Her partner bursts into the room holding up her device like evidence.
- You did what?
She takes a deep breath while her device keeps stacking requests, alerts and one very formal compliance notice.
- It was just an experiment. I connected the cat cameras to a trading sandbox and let my visual automation model treat their behaviour as signals.
She sighs, ignoring an incoming call.
- It wasn’t supposed to trade for real. It was supposed to test whether messy visual input could trigger clean actions.
- You were streaming our cats?
- Not streaming. Feeding. All footage stayed local. The cameras fed behaviour labels to the model. Nobody was watching them. It was more like… the cats were providing market data.
- And how did they do that?
- The model watched for poses, locations, object contact and repeat patterns. Stretch in the hallway: buy tech. Roll over by the radiator: short commodities. Sit inside the laundry basket: do nothing, which somehow became its strongest signal.
Her partner pinches the bridge of her nose. It’s her fifteen-emergencies-at-work face.
- You turned our cats into traders?
She looks towards the hallway, where one of them is expertly licking its paw.

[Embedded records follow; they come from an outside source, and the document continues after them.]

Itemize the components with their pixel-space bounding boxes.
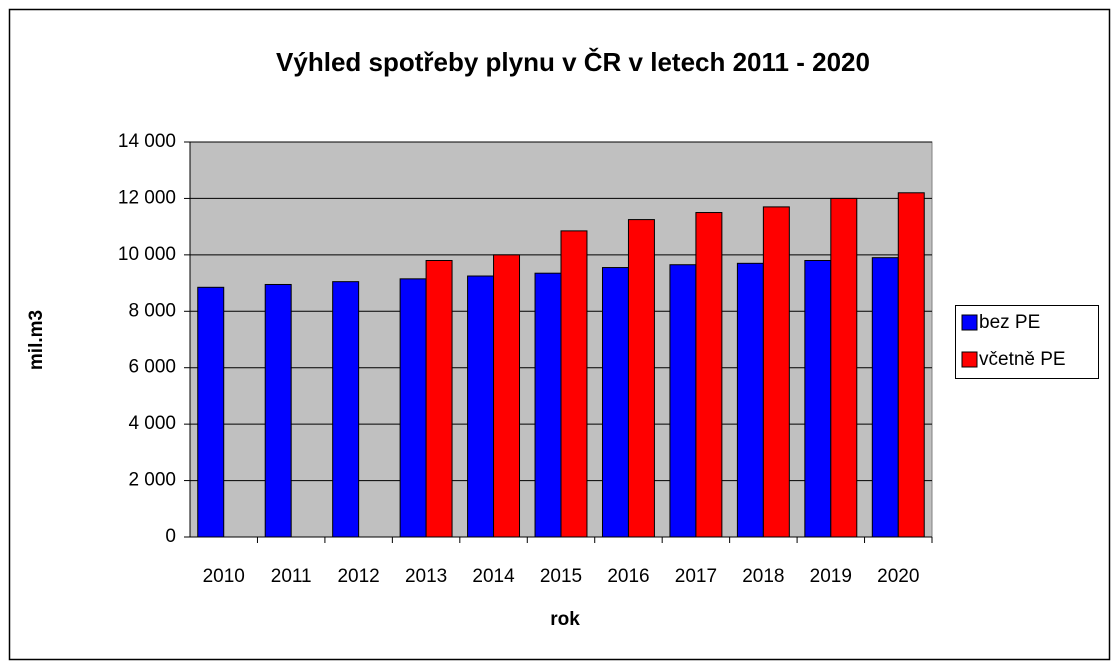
bar — [264, 283, 292, 538]
chart-title: Výhled spotřeby plynu v ČR v letech 2011… — [276, 47, 870, 77]
legend-swatch — [961, 351, 978, 368]
x-tick-label: 2016 — [607, 566, 649, 587]
bar — [332, 281, 360, 538]
y-tick-label: 14 000 — [118, 131, 176, 152]
x-tick-label: 2013 — [405, 566, 447, 587]
bar — [762, 206, 790, 538]
y-axis-label: mil.m3 — [26, 310, 47, 370]
y-tick-label: 6 000 — [128, 357, 176, 378]
bar — [425, 260, 453, 538]
y-tick-label: 4 000 — [128, 413, 176, 434]
bar — [467, 275, 495, 538]
x-tick-label: 2020 — [877, 566, 919, 587]
bar — [736, 262, 764, 538]
x-tick-label: 2017 — [675, 566, 717, 587]
legend-label: včetně PE — [979, 349, 1066, 370]
x-tick-label: 2010 — [203, 566, 245, 587]
x-axis-label: rok — [550, 609, 580, 630]
bar — [627, 219, 655, 538]
bar — [399, 278, 427, 538]
legend-box — [955, 305, 1099, 379]
bar — [560, 230, 588, 538]
x-tick-label: 2019 — [810, 566, 852, 587]
bar — [830, 197, 858, 538]
y-tick-label: 12 000 — [118, 187, 176, 208]
x-tick-label: 2015 — [540, 566, 582, 587]
bar — [197, 286, 225, 538]
x-tick-label: 2018 — [742, 566, 784, 587]
y-tick-label: 8 000 — [128, 300, 176, 321]
bar — [493, 254, 521, 538]
legend-label: bez PE — [979, 312, 1040, 333]
bar — [871, 257, 899, 538]
bar — [695, 212, 723, 538]
y-tick-label: 10 000 — [118, 244, 176, 265]
bar — [669, 264, 697, 538]
legend-swatch — [961, 314, 978, 331]
bar — [804, 260, 832, 538]
x-tick-label: 2011 — [271, 566, 312, 587]
bar — [601, 267, 629, 538]
x-tick-label: 2012 — [337, 566, 379, 587]
bar — [534, 272, 562, 538]
y-tick-label: 2 000 — [128, 470, 176, 491]
y-tick-label: 0 — [165, 526, 176, 547]
bar — [897, 192, 925, 538]
x-tick-label: 2014 — [472, 566, 515, 587]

- Think of it as a map. Toys were asset classes. Rooms were markets. Behaviours were trade types. The cats were the random input triggering trade sequences.
- And?
- Well, I got the training data I needed.
- And?
- And I may have forgotten to disconnect live execution after the latency test.

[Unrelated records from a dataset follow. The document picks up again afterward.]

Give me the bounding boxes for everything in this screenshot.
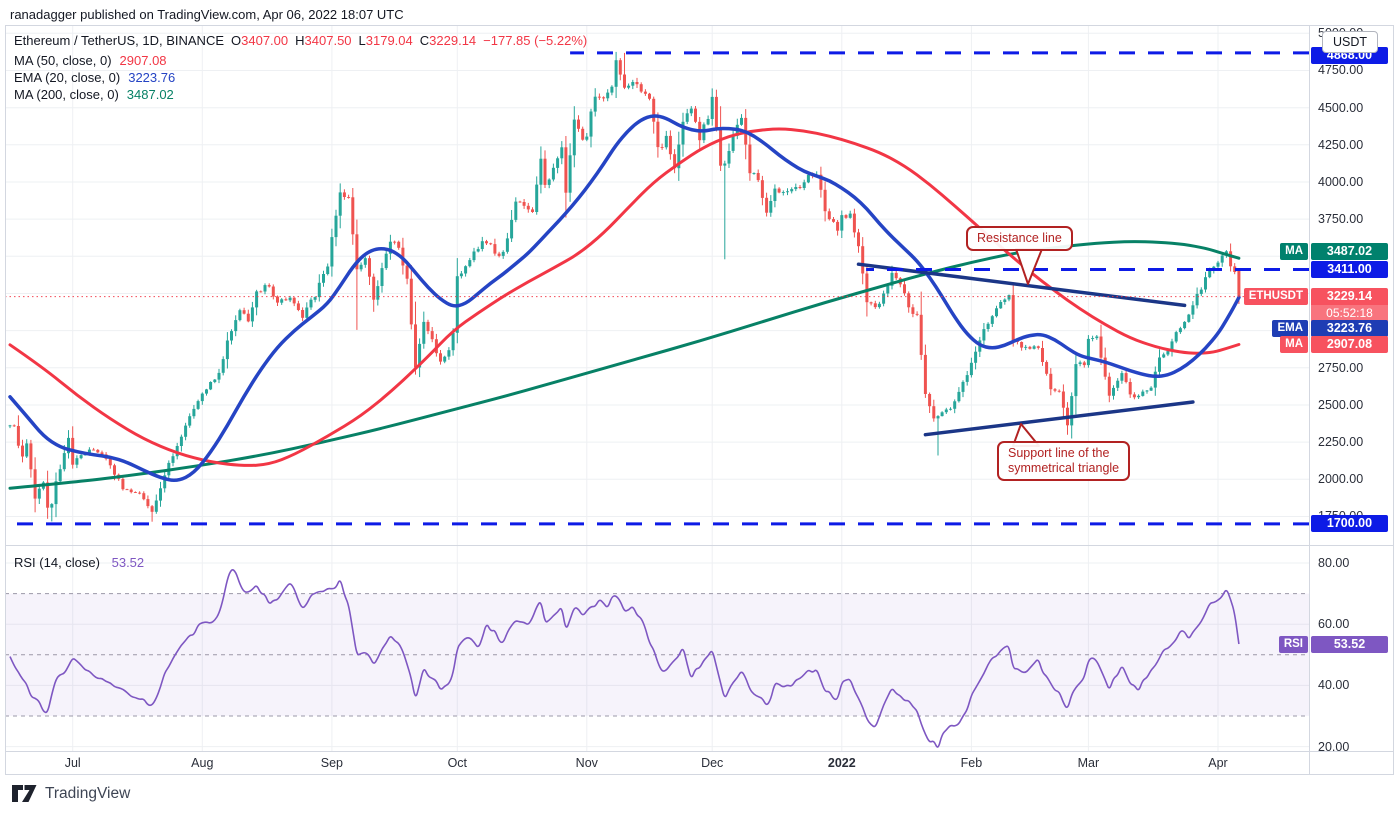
axis-chip-tag-rsi: RSI: [1278, 635, 1308, 653]
rsi-tick-label: 60.00: [1318, 617, 1350, 632]
ohlc-letter: H: [295, 33, 305, 48]
time-tick-label: Dec: [701, 756, 724, 770]
tradingview-logo[interactable]: TradingView: [11, 783, 130, 804]
ohlc-values: O3407.00 H3407.50 L3179.04 C3229.14: [224, 33, 476, 48]
ohlc-letter: C: [419, 33, 430, 48]
price-tick-label: 2750.00: [1318, 360, 1364, 375]
price-tick-label: 4000.00: [1318, 174, 1364, 189]
time-tick-label: Aug: [191, 756, 214, 770]
annotation-resistance-line[interactable]: Resistance line: [966, 226, 1073, 251]
legend-symbol-row[interactable]: Ethereum / TetherUS, 1D, BINANCE O3407.00…: [14, 33, 587, 48]
ma200-label: MA (200, close, 0): [14, 87, 119, 102]
price-tick-label: 2000.00: [1318, 472, 1364, 487]
price-tick-label: 3750.00: [1318, 212, 1364, 227]
tradingview-wordmark: TradingView: [45, 784, 131, 802]
candlesticks: [8, 51, 1241, 522]
rsi-value: 53.52: [111, 555, 145, 570]
axis-chip: 3223.76: [1311, 319, 1388, 337]
support-trendline[interactable]: [923, 400, 1195, 437]
ema20-value: 3223.76: [128, 70, 176, 85]
annotation-support-line[interactable]: Support line of the symmetrical triangle: [997, 441, 1131, 481]
change-value: −177.85 (−5.22%): [483, 33, 588, 48]
time-tick-label: Apr: [1208, 756, 1228, 770]
time-tick-label: Oct: [447, 756, 468, 770]
rsi-tick-label: 20.00: [1318, 739, 1350, 754]
axis-currency-badge: USDT: [1322, 31, 1378, 53]
time-tick-label: Jul: [64, 756, 81, 770]
last-price: 3229.14: [1326, 289, 1373, 304]
price-tick-label: 2250.00: [1318, 435, 1364, 450]
ohlc-number: 3229.14: [429, 33, 477, 48]
axis-chip: 3411.00: [1311, 261, 1388, 279]
time-tick-label: 2022: [827, 756, 856, 770]
ma200-value: 3487.02: [126, 87, 174, 102]
axis-chip: 3487.02: [1311, 242, 1388, 260]
chart-frame: [5, 25, 1394, 775]
symbol-title: Ethereum / TetherUS, 1D, BINANCE: [14, 33, 225, 48]
time-tick-label: Nov: [575, 756, 598, 770]
legend-ema20-row[interactable]: EMA (20, close, 0) 3223.76: [14, 70, 175, 85]
rsi-legend[interactable]: RSI (14, close) 53.52: [14, 555, 144, 570]
axis-chip-tag-ma: MA: [1280, 336, 1308, 353]
ohlc-letter: L: [358, 33, 366, 48]
rsi-tick-label: 80.00: [1318, 556, 1350, 571]
ma50-value: 2907.08: [119, 53, 167, 68]
price-tick-label: 4750.00: [1318, 63, 1364, 78]
ema20-line[interactable]: [8, 114, 1241, 482]
axis-chip: 2907.08: [1311, 336, 1388, 353]
time-tick-label: Sep: [320, 756, 344, 770]
time-tick-label: Feb: [960, 756, 983, 770]
price-tick-label: 4250.00: [1318, 137, 1364, 152]
ma50-line[interactable]: [8, 127, 1241, 467]
axis-chip: 1700.00: [1311, 515, 1388, 533]
axis-chip-tag-ema: EMA: [1272, 319, 1308, 337]
legend-ma50-row[interactable]: MA (50, close, 0) 2907.08: [14, 53, 167, 68]
rsi-tick-label: 40.00: [1318, 678, 1350, 693]
tradingview-logo-icon: [12, 785, 37, 802]
time-tick-label: Mar: [1077, 756, 1100, 770]
ma200-line[interactable]: [8, 240, 1241, 490]
axis-chip-tag-ma: MA: [1280, 242, 1308, 260]
ohlc-letter: O: [231, 33, 242, 48]
rsi-line[interactable]: [9, 569, 1240, 748]
price-tick-label: 4500.00: [1318, 100, 1364, 115]
axis-chip-tag-ethusdt: ETHUSDT: [1243, 288, 1308, 306]
ohlc-number: 3179.04: [365, 33, 413, 48]
ohlc-number: 3407.00: [241, 33, 289, 48]
price-tick-label: 2500.00: [1318, 397, 1364, 412]
ma50-label: MA (50, close, 0): [14, 53, 112, 68]
resistance-trendline[interactable]: [856, 262, 1187, 308]
axis-chip-rsi: 53.52: [1311, 635, 1388, 653]
ohlc-number: 3407.50: [304, 33, 352, 48]
rsi-label: RSI (14, close): [14, 555, 100, 570]
ema20-label: EMA (20, close, 0): [14, 70, 121, 85]
legend-ma200-row[interactable]: MA (200, close, 0) 3487.02: [14, 87, 174, 102]
publish-caption: ranadagger published on TradingView.com,…: [10, 7, 404, 22]
bar-countdown: 05:52:18: [1311, 305, 1388, 322]
axis-chip: 3229.14 05:52:18: [1311, 288, 1388, 322]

She scoops up the purring black cat and buries her face in its fur.
- Thousands of people are mirroring our cats’ trading strategy. Apparently, the account topped one of those copy-trading leaderboards. Now I keep ignoring interview requests from finance podcasts, TV channels, newspapers, you name it. Everyone thinks there’s a genius behind it.
- Technically, there are two. One is licking the sink.

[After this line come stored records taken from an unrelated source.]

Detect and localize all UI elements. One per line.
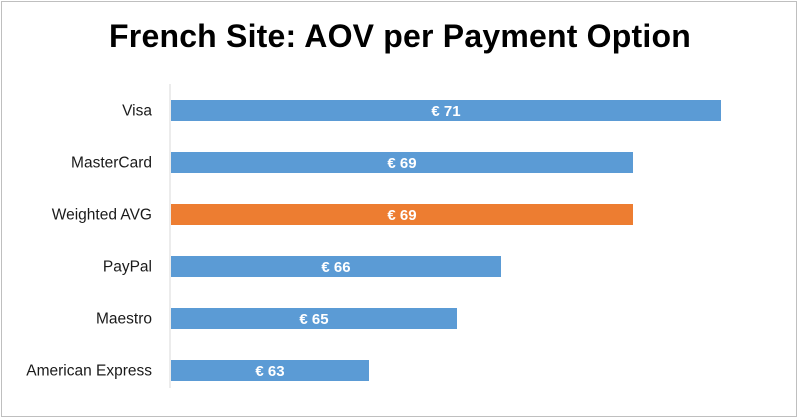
chart-title: French Site: AOV per Payment Option <box>109 18 691 54</box>
data-label-maestro: € 65 <box>299 311 328 328</box>
category-label-american-express: American Express <box>26 363 152 380</box>
category-label-maestro: Maestro <box>96 311 152 328</box>
bar-maestro <box>171 308 457 329</box>
bar-paypal <box>171 256 501 277</box>
category-label-paypal: PayPal <box>103 259 152 276</box>
category-label-visa: Visa <box>122 103 152 120</box>
bar-weighted-avg <box>171 204 633 225</box>
bar-mastercard <box>171 152 633 173</box>
category-label-weighted-avg: Weighted AVG <box>52 207 152 224</box>
data-label-mastercard: € 69 <box>387 155 416 172</box>
data-label-weighted-avg: € 69 <box>387 207 416 224</box>
bars-group: Visa € 71 MasterCard € 69 Weighted AVG € 69 Pa… <box>26 100 721 381</box>
data-label-visa: € 71 <box>431 103 460 120</box>
data-label-american-express: € 63 <box>255 363 284 380</box>
bar-visa <box>171 100 721 121</box>
data-label-paypal: € 66 <box>321 259 350 276</box>
bar-american-express <box>171 360 369 381</box>
category-label-mastercard: MasterCard <box>71 155 152 172</box>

The cat purrs enthusiastically.
- What am I going to tell them? What’s the strategy? Lick yourself, drag Mr Fish to the scratcher, puke fluff, then hit the litter box twice before noon?
- Let me get a drink. How much?
- A hundred.
- No, no, I mean, how much did they make?
- I’m not sure about the exact gains, but more than you would imagine. The account looked uncorrelated, so people piled in.
- Jesus. If you wired this to a baby monitor, the kid could build a trust fund by napping, screaming and filling a diaper.
- It looks random, but technically it’s just visual automation chained to trades. The model doesn’t know they are cats. The platform only sees a signal. The copy-traders only see performance.
- Hmm, remember that VC guy your boss was dating? He’d know how to say “our cats got lucky” in pitch-deck language.
Another cat jumps on the counter and stares into the fridge. Somewhere, she imagines, a commodity position opens.
- See? They know you’re about to undersell their IP. Catnip won’t cut it once they learn their net worth.
She smirks, pressing her nose briefly into the cat’s fluffy neck.
- Do you think these floofers will demand stock options?
- At this rate, they’ll want board seats and a litter box with mood lighting.

Memories to build from this future:
Think about a time something you did casually got treated like it was deliberate. A reply you typed in two seconds. A throwaway choice. Other people saw a strategy where you knew there wasn't one, and you couldn't quite say so without breaking the spell.
Now, hold that quiet gap:
Think back to a morning when your visual automation model read the small patterns of your home and turned them into useful actions in unrelated parts of your life.
What got decided for you once your morning pace could reshape your calendar?
Which corner of your life began responding to something you'd never thought of as data?
How did your sense of your own days change once messy input in one room turned into clean output somewhere else?
Try to recall the week your team had to decide when a quiet simulation was ready to flip into live execution.
What did you learn about the gap between simulated behaviour and live behaviour once the difference was just one switch away?
How did your conversations about readiness change once the cost of staying in simulation sat next to the risk of going live?
Which signal told you it was time, and which one quietly kept the test running?
Go back to a year well after your organisation started mirroring top performers based on visible results alone.
What changed about how reputation got built once visible performance was the only thing other people could see?
How did vetting what to copy change once "it works" no longer told you why?
Where did you first notice a strategy quietly working without ever showing up on any leaderboard?
Before we close this one.
If something you'd done almost casually started getting treated like a deliberate strategy, what would you actually want to say about how it worked?
What would you try first? And does anything from this one connect to ideas from other sessions?